The paper tackles the problem of quantifying sequence predictability by introducing adaptive head movements in multi-head finite-state gamblers, showing that adaptivity enhances predictive power and establishes a strict hierarchy as the number of heads increases.

Multi-head finite-state dimensions and predimensions quantify the predictability of a sequence by a gambler with trailing heads acting as "probes to the past." These additional heads allow the gambler to exploit patterns that are simple but non-local, such as in a sequence $S$ with $S[n]=S[2n]$ for all $n$. In the original definitions of Huang, Li, Lutz, and Lutz (2025), the head movements were required to be oblivious (i.e., data-independent).

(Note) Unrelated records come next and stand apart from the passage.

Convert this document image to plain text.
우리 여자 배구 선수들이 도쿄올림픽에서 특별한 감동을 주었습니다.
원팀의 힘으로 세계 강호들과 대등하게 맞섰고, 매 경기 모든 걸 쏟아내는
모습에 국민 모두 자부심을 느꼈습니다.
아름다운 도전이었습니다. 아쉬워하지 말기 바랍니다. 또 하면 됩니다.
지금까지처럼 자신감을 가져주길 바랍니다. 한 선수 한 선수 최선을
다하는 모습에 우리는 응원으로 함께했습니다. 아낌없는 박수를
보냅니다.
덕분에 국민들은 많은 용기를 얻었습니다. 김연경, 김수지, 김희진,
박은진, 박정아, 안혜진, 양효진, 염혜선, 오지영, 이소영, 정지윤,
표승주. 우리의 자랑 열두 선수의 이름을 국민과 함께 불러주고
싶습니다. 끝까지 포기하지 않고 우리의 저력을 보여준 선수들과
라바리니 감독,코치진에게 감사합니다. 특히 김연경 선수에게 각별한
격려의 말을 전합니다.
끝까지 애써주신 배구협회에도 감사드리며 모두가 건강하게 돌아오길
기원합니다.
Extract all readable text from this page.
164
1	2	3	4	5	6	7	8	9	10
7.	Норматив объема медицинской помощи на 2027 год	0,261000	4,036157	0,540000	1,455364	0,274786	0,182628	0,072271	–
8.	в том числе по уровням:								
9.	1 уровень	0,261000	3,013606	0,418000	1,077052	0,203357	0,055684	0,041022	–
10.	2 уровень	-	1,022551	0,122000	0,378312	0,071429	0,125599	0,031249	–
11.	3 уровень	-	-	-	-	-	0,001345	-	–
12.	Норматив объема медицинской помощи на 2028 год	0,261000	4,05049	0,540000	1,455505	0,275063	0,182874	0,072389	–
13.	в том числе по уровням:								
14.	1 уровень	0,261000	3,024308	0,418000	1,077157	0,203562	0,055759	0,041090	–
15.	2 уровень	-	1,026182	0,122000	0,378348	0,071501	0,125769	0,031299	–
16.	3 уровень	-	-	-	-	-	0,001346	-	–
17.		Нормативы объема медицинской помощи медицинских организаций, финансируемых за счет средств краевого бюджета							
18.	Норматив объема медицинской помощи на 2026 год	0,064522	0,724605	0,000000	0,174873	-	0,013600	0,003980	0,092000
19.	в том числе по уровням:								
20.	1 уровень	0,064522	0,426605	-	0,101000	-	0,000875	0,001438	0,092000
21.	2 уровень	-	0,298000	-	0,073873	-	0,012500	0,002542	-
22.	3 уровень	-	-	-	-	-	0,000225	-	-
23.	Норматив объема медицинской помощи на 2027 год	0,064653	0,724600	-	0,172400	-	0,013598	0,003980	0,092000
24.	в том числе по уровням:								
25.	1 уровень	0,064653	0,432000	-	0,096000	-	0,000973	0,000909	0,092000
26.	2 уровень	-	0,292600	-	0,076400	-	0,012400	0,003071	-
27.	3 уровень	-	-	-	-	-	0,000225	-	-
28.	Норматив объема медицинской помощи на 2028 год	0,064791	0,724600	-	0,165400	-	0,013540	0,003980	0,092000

Here, we introduce a model in which head movements are adaptive (i.e., data-dependent) and compare it to the oblivious model. We establish that for each $h\geq 2$, adaptivity enhances the predictive power of $h$-head finite-state gamblers, in the sense that there are sequences whose oblivious $h$-head finite-state predimensions strictly exceed their adaptive $h$-head finite-state predimensions. We further prove that adaptive finite-state predimensions admit a strict hierarchy as the number of heads increases, and in fact that for all $h\geq 1$ there is a sequence whose adaptive $(h+1)$-head finite-state predimension is strictly less than its adaptive $h$-head predimension.